2 mars 2026. Ce dernier conflit armé, démarré alors que l’Iran et les États-Unis menaient des négociations sur le programme nucléaire iranien, a déjà coûté de nombreuses vies humaines dans la population civile et causé la destruction d’infrastructures civiles. La FIDH exhorte avec la plus grande fermeté toutes les parties à cesser immédiatement les hostilités, à prioriser la protection de la population civile, et à se soumettre à des enquêtes internationales indépendantes sur les violations présumées.

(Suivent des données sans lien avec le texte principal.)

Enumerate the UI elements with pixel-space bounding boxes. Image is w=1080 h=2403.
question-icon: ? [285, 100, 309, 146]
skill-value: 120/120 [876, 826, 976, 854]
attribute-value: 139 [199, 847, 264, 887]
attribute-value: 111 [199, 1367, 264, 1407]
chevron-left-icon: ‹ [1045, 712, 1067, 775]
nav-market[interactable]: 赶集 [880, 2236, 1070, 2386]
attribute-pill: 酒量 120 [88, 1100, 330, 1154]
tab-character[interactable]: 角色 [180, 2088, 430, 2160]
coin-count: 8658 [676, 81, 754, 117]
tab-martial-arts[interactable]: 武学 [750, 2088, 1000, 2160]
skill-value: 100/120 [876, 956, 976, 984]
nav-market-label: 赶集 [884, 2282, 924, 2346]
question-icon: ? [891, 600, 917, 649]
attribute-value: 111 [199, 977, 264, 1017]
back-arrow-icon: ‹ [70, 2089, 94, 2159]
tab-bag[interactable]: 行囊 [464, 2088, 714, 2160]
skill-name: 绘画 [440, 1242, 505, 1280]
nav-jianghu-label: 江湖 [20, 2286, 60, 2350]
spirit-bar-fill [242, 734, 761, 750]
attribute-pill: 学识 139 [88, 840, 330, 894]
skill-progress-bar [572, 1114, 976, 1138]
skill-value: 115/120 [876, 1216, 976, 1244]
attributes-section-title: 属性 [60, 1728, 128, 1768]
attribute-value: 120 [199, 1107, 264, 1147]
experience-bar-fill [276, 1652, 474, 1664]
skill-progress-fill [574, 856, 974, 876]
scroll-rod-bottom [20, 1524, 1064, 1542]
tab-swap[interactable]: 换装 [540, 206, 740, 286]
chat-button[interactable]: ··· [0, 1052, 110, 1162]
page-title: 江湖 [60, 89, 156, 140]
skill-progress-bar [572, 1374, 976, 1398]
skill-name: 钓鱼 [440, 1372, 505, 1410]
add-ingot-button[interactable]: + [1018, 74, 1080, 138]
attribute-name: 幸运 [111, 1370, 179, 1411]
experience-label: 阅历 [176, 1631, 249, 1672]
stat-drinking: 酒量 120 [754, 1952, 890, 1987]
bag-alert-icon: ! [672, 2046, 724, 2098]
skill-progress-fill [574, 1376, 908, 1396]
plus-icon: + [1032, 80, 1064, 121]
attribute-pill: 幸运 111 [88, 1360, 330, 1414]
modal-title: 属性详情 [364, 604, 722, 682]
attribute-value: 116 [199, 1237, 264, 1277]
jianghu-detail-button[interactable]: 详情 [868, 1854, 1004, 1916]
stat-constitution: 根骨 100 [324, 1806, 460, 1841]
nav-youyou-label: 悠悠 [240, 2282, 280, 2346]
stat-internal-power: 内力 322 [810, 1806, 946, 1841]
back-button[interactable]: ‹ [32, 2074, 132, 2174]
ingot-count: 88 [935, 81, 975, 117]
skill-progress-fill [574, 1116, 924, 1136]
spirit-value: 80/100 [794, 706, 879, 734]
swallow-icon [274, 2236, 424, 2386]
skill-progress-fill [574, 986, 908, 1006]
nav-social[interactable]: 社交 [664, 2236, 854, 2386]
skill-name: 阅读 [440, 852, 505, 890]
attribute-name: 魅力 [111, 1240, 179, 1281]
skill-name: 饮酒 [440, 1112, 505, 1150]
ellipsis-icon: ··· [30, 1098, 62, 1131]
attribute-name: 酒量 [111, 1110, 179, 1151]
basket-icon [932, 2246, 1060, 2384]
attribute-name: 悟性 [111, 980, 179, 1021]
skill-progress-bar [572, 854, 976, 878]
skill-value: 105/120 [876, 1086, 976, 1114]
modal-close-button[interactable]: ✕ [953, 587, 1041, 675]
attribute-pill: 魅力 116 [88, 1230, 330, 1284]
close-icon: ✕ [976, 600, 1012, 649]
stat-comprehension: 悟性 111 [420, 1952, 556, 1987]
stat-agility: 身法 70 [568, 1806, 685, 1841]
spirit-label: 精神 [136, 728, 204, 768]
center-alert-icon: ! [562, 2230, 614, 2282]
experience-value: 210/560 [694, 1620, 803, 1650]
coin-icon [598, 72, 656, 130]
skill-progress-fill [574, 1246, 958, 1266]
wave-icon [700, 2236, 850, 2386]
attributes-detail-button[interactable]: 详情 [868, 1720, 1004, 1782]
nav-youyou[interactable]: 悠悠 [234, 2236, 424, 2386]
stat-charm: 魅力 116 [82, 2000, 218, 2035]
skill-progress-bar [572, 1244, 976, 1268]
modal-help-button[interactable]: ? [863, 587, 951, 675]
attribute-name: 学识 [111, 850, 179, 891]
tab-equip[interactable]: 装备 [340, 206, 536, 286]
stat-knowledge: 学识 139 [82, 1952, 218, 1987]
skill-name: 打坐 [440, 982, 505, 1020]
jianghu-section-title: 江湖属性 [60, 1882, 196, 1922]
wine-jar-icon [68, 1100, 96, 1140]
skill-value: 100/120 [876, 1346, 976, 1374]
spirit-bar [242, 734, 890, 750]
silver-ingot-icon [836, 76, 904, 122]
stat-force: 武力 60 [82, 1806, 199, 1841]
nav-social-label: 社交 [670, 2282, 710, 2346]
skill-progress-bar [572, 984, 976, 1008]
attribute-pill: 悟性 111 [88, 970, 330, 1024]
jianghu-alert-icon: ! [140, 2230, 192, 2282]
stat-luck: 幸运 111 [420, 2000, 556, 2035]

« Les actions des États-Unis et d’Israël constituent une fois de plus une violation du droit international relatif à la légitime défense, ainsi que du droit humanitaire international. Elles n’ont eu pour effet que de déstabiliser encore davantage la région, avec de lourdes pertes humaines et matérielles, et doivent être explicitement condamnées », a souligné le président de la FIDH Alexis Deswaef. « Les attaques menées en représailles par l’Iran sur les infrastructures civiles violent également le droit humanitaire international et doivent, être elles aussi, explicitement condamnées ».

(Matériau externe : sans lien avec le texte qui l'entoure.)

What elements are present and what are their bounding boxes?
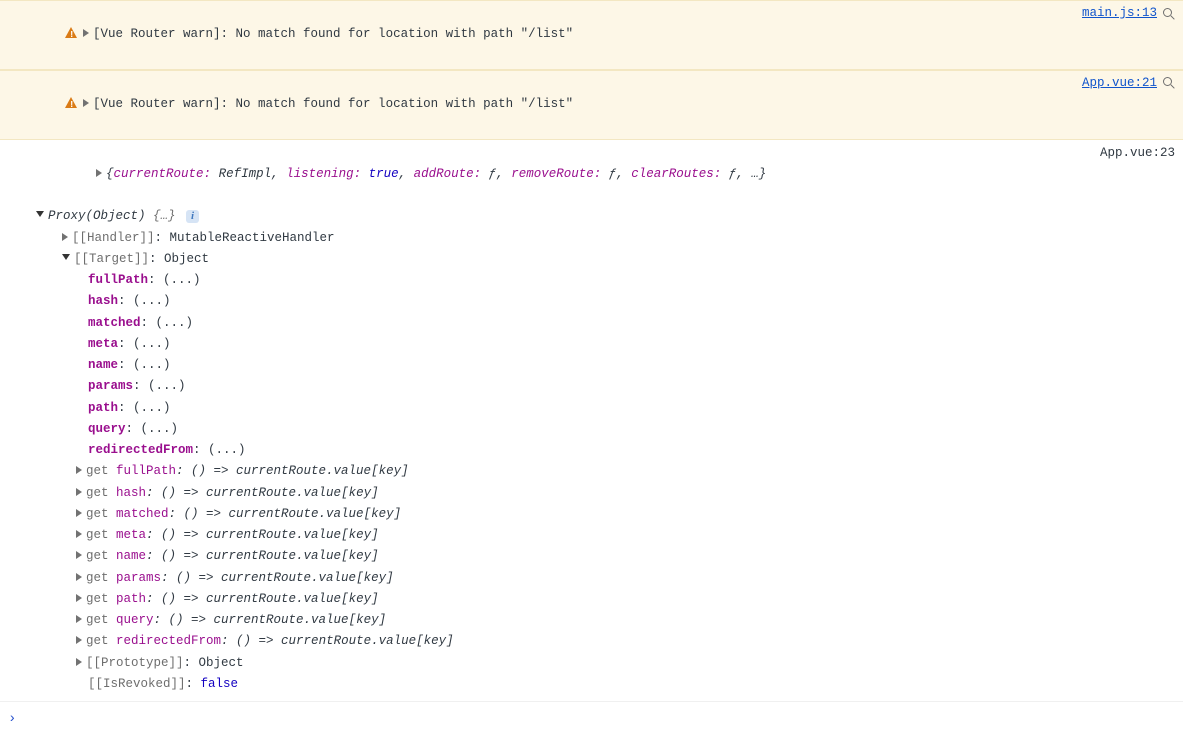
property-key: meta	[88, 337, 118, 351]
getter-value: : () => currentRoute.value[key]	[176, 464, 409, 478]
object-getter[interactable]: get params: () => currentRoute.value[key…	[36, 568, 1175, 589]
object-getter[interactable]: get query: () => currentRoute.value[key]	[36, 610, 1175, 631]
proxy-label: Proxy(Object)	[48, 209, 146, 223]
property-value: : (...)	[148, 273, 201, 287]
getter-value: : () => currentRoute.value[key]	[221, 634, 454, 648]
getter-key: path	[116, 592, 146, 606]
object-getter[interactable]: get hash: () => currentRoute.value[key]	[36, 483, 1175, 504]
source-link[interactable]: App.vue:21	[1082, 73, 1157, 94]
getter-value: : () => currentRoute.value[key]	[169, 507, 402, 521]
object-getter[interactable]: get path: () => currentRoute.value[key]	[36, 589, 1175, 610]
console-warning-row[interactable]: [Vue Router warn]: No match found for lo…	[0, 70, 1183, 140]
collapse-icon[interactable]	[36, 211, 44, 217]
getter-key: fullPath	[116, 464, 176, 478]
object-getter[interactable]: get meta: () => currentRoute.value[key]	[36, 525, 1175, 546]
property-value: : (...)	[118, 358, 171, 372]
object-node[interactable]: [[Prototype]]: Object	[36, 653, 1175, 674]
property-key: hash	[88, 294, 118, 308]
object-getter[interactable]: get name: () => currentRoute.value[key]	[36, 546, 1175, 567]
object-property[interactable]: fullPath: (...)	[36, 270, 1175, 291]
console-prompt[interactable]: ›	[0, 702, 1183, 738]
expand-icon[interactable]	[76, 658, 82, 666]
expand-icon[interactable]	[76, 636, 82, 644]
expand-icon[interactable]	[83, 29, 89, 37]
expand-icon[interactable]	[76, 530, 82, 538]
getter-key: params	[116, 571, 161, 585]
property-key: query	[88, 422, 126, 436]
object-property[interactable]: meta: (...)	[36, 334, 1175, 355]
property-value: : (...)	[141, 316, 194, 330]
getter-value: : () => currentRoute.value[key]	[146, 486, 379, 500]
warning-icon	[65, 97, 77, 108]
object-property[interactable]: matched: (...)	[36, 313, 1175, 334]
object-node[interactable]: [[IsRevoked]]: false	[36, 674, 1175, 695]
expand-icon[interactable]	[76, 466, 82, 474]
warning-text: [Vue Router warn]: No match found for lo…	[93, 97, 573, 111]
collapse-icon[interactable]	[62, 254, 70, 260]
object-node[interactable]: [[Target]]: Object	[36, 249, 1175, 270]
object-property[interactable]: hash: (...)	[36, 291, 1175, 312]
expand-icon[interactable]	[76, 594, 82, 602]
console-panel: [Vue Router warn]: No match found for lo…	[0, 0, 1183, 738]
property-value: : (...)	[118, 294, 171, 308]
object-node[interactable]: Proxy(Object) {…} i	[36, 206, 1175, 227]
property-key: fullPath	[88, 273, 148, 287]
object-property[interactable]: params: (...)	[36, 376, 1175, 397]
object-property[interactable]: query: (...)	[36, 419, 1175, 440]
property-key: params	[88, 379, 133, 393]
object-node[interactable]: [[Handler]]: MutableReactiveHandler	[36, 228, 1175, 249]
object-getter[interactable]: get redirectedFrom: () => currentRoute.v…	[36, 631, 1175, 652]
property-value: : (...)	[118, 401, 171, 415]
object-getter[interactable]: get fullPath: () => currentRoute.value[k…	[36, 461, 1175, 482]
getter-value: : () => currentRoute.value[key]	[146, 528, 379, 542]
object-property[interactable]: name: (...)	[36, 355, 1175, 376]
expand-icon[interactable]	[76, 615, 82, 623]
search-icon[interactable]	[1163, 8, 1175, 20]
getter-value: : () => currentRoute.value[key]	[154, 613, 387, 627]
warning-text: [Vue Router warn]: No match found for lo…	[93, 27, 573, 41]
property-key: path	[88, 401, 118, 415]
expand-icon[interactable]	[96, 169, 102, 177]
getter-key: name	[116, 549, 146, 563]
getter-value: : () => currentRoute.value[key]	[146, 549, 379, 563]
source-link[interactable]: main.js:13	[1082, 3, 1157, 24]
object-property[interactable]: path: (...)	[36, 398, 1175, 419]
getter-key: redirectedFrom	[116, 634, 221, 648]
getter-key: hash	[116, 486, 146, 500]
getter-value: : () => currentRoute.value[key]	[161, 571, 394, 585]
getter-key: meta	[116, 528, 146, 542]
property-value: : (...)	[133, 379, 186, 393]
property-key: matched	[88, 316, 141, 330]
object-summary[interactable]: {currentRoute: RefImpl, listening: true,…	[106, 167, 766, 181]
expand-icon[interactable]	[62, 233, 68, 241]
source-location: main.js:13	[1082, 3, 1175, 24]
search-icon[interactable]	[1163, 77, 1175, 89]
console-log-row[interactable]: {currentRoute: RefImpl, listening: true,…	[0, 140, 1183, 703]
property-value: : (...)	[193, 443, 246, 457]
source-link[interactable]: App.vue:23	[1100, 146, 1175, 160]
expand-icon[interactable]	[76, 551, 82, 559]
object-property[interactable]: redirectedFrom: (...)	[36, 440, 1175, 461]
property-key: name	[88, 358, 118, 372]
property-key: redirectedFrom	[88, 443, 193, 457]
source-location: App.vue:21	[1082, 73, 1175, 94]
property-value: : (...)	[118, 337, 171, 351]
getter-key: query	[116, 613, 154, 627]
warning-icon	[65, 27, 77, 38]
chevron-right-icon: ›	[8, 711, 16, 727]
expand-icon[interactable]	[83, 99, 89, 107]
property-value: : (...)	[126, 422, 179, 436]
getter-key: matched	[116, 507, 169, 521]
info-icon[interactable]: i	[186, 210, 199, 223]
object-getter[interactable]: get matched: () => currentRoute.value[ke…	[36, 504, 1175, 525]
expand-icon[interactable]	[76, 509, 82, 517]
getter-value: : () => currentRoute.value[key]	[146, 592, 379, 606]
console-warning-row[interactable]: [Vue Router warn]: No match found for lo…	[0, 0, 1183, 70]
expand-icon[interactable]	[76, 573, 82, 581]
expand-icon[interactable]	[76, 488, 82, 496]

Comme l’a souligné la FIDH en juin 2025, l’article 51 de la Charte des Nations unies, la jurisprudence et le droit international coutumier de la Cour internationale de Justice (CIJ) autorisent l’usage de la force en légitime défense uniquement en réponse à une véritable attaque armée. De plus, le droit humanitaire international stipule que, même si l’utilisation de la force est autorisée, l’intervention militaire doit respecter les principes de nécessité, de proportionnalité et de distinction entre les cibles militaires et civiles. Au moins 175 personnes, dont une majorité d’enfants, ont été tuées lors d’une frappe sur une école élémentaire de filles à Minab, dans le sud de l’Iran. Les informations font état de centaines de personnes civiles tuées dans plusieurs villes iraniennes, y compris lors d’attaques ciblant des hôpitaux. Au même moment, des frappes de représailles menées par l’Iran ont ciblé non seulement des bases militaires étasuniennes dans la région, mais également des hôtels et des immeubles à Bahreïn, au Qatar, aux Émirats arabes unis et au Koweït.
Toutes les violations présumées - notamment les attaques aveugles, disproportionnées, ciblant délibéremment les populations et infrastructures civiles, les structures médicales et les écoles - doivent faire l’objet d’enquêtes rapides, indépendantes et transparentes. En cas de preuve de crimes de guerre ou de graves violations, les responsables, quel que soit leur grade ou leur fonction officielle, doivent être redevables conformément au droit international.
« L’ingérence étrangère ou l’intervention militaire ne résoudront pas des décennies de violations graves et systématiques des droits humains par les autorités iraniennes - nombre d’entre elles constituant les crimes internationaux les plus graves. La transition démocratique en Iran doit s’appuyer sur le respect des droits humains et sur un processus de justice transitionnelle établi sur une large base, sans engendrer plus de conflits et de violations des droits humains, et certainement pas sur des actes d’agression contre l’Iran. Le droit international devrait être au cœur de la pratique des États », a déclaré le président de la Ligue de défense des droits de l’Homme en Iran (LDDHI) et président d’honneur de la FIDH, Karim Lahidji.
La FIDH appelle les États membres des Nations unies, le Conseil de sécurité et l’Assemblée générale des Nations unies en vertu de la résolution « Union pour le maintien de la paix », et les mécanismes onusiens compétents en matière de droits humains - dont la Mission d’établissement des faits pour l’Iran - à garantir la protection civile, des enquêtes indépendantes, la conservation des preuves et les voies d’accès à la justice. Une transition démocratique en Iran doit s’appuyer sur les moyens légaux et multilatéraux.